You can now select whether you want to estimate the proportion invariant, the relative substitution rate (if you have multiple partitions on the same tree) and the number of gamma categories. If you have a significant number of constant sites, it makes sense to estimate the proportion invariant. Failing to do so causes the slowest gamma category to cover the invariant sites, and results in a highly distorted gamma shape to accommodate these constant sites.

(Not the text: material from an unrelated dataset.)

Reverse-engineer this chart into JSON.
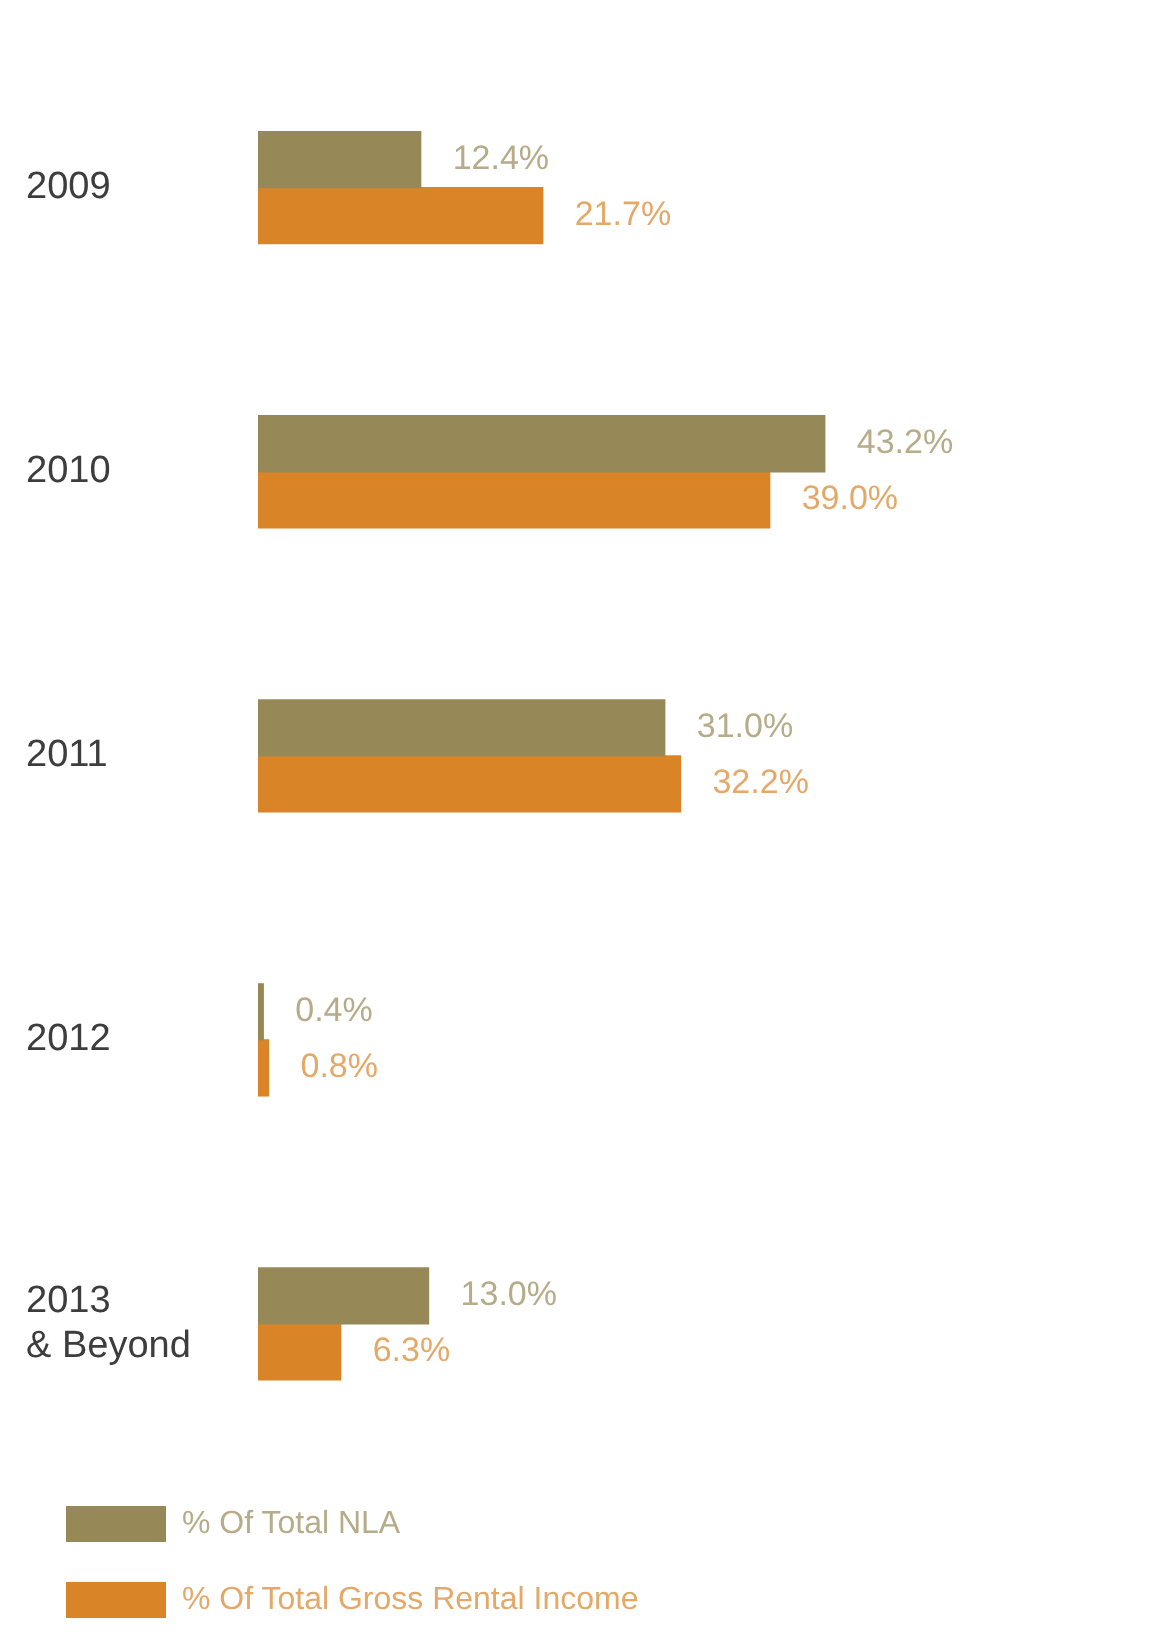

First, you want to run your analysis with the gamma site model. Higher shape parameters estimates mean lower rate variation. Shape parameters over 16 indicate there is virtually no rate variation at all. If the estimate of the shape parameter is high (> 5 or so) it probably does not make sense to investigate more sophisticated site models. If the shape parameter is very low (<0.1) either you need to use invariant sites, or increase the number of rate categories.
Once you have run a single gamma site model analysis, you can run a relaxed gamma site model analysis. The first thing to compare after convergence is the marginal likelihoods of the relaxed and single gamma site models. If the mean is higher for the relaxed site model and the 95% HPDs of the marginal likelihoods do not overlap in Tracer, the relaxed gamma site model fits better. If the distributions overlaps, you need a stricter test. Using the AICM for model comparison (menu Analysis/Model Comparison in Tracer) is desirable over the harmonic mean (HME). Path sampling (see model-selection package in BEAST) is even better.
A more detailed description of the method can be found in Remco Bouckaert and Peter Lockhart. "Heterotachy and multi gamma site models", BioArxiv, 2015.